Get ready because we’re going to break down the anatomy of a job interview – from the minute you pull into the parking lot – to the hour after you leave. This comes from Women’s Health magazine. Let’s start with when you arrive.
- Compose yourself. Even if you were doing 90 on I-70 to get there in time, don’t let it show. Zip your purse, take your sunglasses off, put your phone on silent, take a deep breath, and calm down. If you arrive frazzled they’ll think you can’t handle pressure. If they ask about the traffic, or “Did you have any trouble finding the place?” – stay positive. It’s a test to see what kind of attitude you have and how you handle stress.
- Then, have a couple lines prepared for the walk from the reception area to the interviewing office. A simple, “Thank you for taking the time to meet with me” is fine. Or comment on something interesting you noticed in the office.
- Once you’re seated, lean forward just slightly. It instantly makes you appear more interested.
- Then get ready for “behavioral questioning.” It’s when the interviewer asks you about how you handled a situation in the past. because you’ll probably behave the same way in the future. When they do that, give specifics. Saying you saved the company money is okay – saying “The new ordering system I implemented saved 30 man-hours a week and $50,000 overall” makes you golden.
- Then nail the big question “What’s your biggest weakness?” by using the sandwich technique. Sandwich your weakness between two positive statements. An example? “I’m a fast learner, but I don’t know HTML. So now I’m taking a class.”

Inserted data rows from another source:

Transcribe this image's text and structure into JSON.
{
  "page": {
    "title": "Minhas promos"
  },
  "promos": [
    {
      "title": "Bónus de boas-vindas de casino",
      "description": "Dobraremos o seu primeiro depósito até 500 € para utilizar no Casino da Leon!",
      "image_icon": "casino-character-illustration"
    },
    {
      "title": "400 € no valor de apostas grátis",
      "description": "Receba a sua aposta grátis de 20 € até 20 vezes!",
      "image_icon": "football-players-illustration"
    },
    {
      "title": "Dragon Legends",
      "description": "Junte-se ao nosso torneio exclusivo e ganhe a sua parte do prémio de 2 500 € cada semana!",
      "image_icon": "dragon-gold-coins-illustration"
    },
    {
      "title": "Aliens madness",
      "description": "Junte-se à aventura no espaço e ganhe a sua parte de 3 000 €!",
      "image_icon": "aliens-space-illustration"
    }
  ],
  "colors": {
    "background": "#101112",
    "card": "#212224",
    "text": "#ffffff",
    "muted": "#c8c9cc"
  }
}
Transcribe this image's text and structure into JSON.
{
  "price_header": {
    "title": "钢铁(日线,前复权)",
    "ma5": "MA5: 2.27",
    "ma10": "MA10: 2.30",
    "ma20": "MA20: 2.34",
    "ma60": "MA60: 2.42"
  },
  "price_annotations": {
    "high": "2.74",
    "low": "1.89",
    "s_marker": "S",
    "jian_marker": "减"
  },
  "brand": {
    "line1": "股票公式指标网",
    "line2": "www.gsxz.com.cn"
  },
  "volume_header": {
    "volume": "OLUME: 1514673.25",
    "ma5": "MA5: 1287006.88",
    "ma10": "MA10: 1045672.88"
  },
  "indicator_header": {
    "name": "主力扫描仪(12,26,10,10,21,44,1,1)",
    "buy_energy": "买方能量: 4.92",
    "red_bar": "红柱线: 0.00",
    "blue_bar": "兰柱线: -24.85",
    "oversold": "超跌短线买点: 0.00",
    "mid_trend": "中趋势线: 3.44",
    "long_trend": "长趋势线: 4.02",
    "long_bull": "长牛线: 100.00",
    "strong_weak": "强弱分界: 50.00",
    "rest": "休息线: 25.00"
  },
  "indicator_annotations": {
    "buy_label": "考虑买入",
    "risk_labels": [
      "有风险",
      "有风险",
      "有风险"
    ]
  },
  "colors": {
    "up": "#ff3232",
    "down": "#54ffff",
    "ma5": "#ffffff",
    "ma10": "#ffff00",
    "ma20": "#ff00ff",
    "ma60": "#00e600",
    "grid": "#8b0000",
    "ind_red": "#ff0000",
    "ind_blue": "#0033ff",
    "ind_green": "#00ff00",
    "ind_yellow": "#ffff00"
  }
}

- You know at the end of the interview they’ll ask, “Do you have any questions for me?” Never say “No.” Go in prepared with a question about the company if you have to. The best thing to do is to ask a question about something you two spoke about – it shows you were listening.
- After you leave, send an email thank you note saying you’re very interested in the position. Better yet, handwrite one and drop it in the mailbox the same day. Fewer than 40% of interviewees send one, but a Career Builder survey found that 25% of employers wouldn’t hire an applicant who didn’t send one.